Claude Shannon's strategy for genius

Notes from Claude Shannon's talk on where great ideas come from

Why does history have such limited supply of Newtons and Einsteins?

"A very small percentage of the population produces the greatest proportion of the important ideas," Shannon began, gesturing toward a rough graph of the distribution of intelligence. "There are some people if you shoot one idea into the brain, you will get a half an idea out. There are other people who are beyond this point at which they produce two ideas for each idea sent in. Those are the people beyond the knee of the curve."

Prerequisites: talent, training, and curiosity. But then the great insights don’t spring from curiosity alone, but from dissatisfaction — genius is simply someone who is usefully irritated. And finally: the genius must delight in finding solutions.

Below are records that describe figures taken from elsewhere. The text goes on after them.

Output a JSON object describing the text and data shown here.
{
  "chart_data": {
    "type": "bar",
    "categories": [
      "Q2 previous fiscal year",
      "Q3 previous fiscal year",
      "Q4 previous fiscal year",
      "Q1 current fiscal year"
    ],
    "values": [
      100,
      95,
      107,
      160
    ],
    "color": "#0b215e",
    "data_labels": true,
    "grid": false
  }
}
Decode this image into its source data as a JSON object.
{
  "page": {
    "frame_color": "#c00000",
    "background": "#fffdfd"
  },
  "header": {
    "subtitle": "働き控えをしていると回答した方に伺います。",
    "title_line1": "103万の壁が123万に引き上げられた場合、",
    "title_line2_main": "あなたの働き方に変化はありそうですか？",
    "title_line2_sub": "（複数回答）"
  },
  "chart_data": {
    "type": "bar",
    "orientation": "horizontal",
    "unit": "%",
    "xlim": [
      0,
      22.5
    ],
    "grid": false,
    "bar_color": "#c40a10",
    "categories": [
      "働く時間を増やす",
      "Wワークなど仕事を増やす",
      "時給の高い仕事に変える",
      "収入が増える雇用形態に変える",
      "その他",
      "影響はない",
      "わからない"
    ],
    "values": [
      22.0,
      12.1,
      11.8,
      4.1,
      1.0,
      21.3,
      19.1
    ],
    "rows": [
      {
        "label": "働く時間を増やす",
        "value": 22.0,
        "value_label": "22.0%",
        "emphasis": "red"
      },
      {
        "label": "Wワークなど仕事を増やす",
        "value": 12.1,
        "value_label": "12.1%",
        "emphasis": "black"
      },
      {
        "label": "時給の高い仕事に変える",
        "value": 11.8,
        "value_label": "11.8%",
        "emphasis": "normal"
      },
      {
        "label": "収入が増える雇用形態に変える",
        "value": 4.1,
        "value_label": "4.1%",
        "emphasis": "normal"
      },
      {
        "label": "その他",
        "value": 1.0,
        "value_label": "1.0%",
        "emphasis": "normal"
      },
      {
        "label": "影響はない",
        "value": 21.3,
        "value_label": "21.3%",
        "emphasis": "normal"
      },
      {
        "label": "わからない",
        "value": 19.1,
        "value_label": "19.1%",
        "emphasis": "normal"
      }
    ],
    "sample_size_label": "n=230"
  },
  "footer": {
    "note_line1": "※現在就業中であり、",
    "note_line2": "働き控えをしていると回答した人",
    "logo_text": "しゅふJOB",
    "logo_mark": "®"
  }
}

Presuming that one was blessed with the right blend of talent, training, curiosity, irritation, and joy, how would such a person go about solving an actual mathematical or design problem?

Some strategies:

  1. First, simplify: excising everything from a problem except what makes it interesting.  From the standpoint of Shannon’s information theory, for instance, the difference between a radio and a gene is merely accidental, and yet the difference between a weighted and an unweighted coin carries essential weight.
  2. Encircle your problem with existing answers to similar questions, and then deduce what it is that the answers have in common — in fact, if you’re a true expert, your mental matrix will be filled with P’s and S’s, a vocabulary of questions already answered.
  3. try to restate the question: Change the words. Change the viewpoint.... Break loose from certain mental blocks which are holding you in certain ways of looking at a problem.
  4. Mathematicians have generally found that one of the most powerful ways of changing the viewpoint is through the structural analysis of a problem— that is, through breaking an overwhelming problem into small pieces.
  5. Problems that can’t be analyzed might still be inverted. If you can’t use your premises to prove your conclusion, just imagine that the conclusion is already true and see what happens — try proving the premises instead.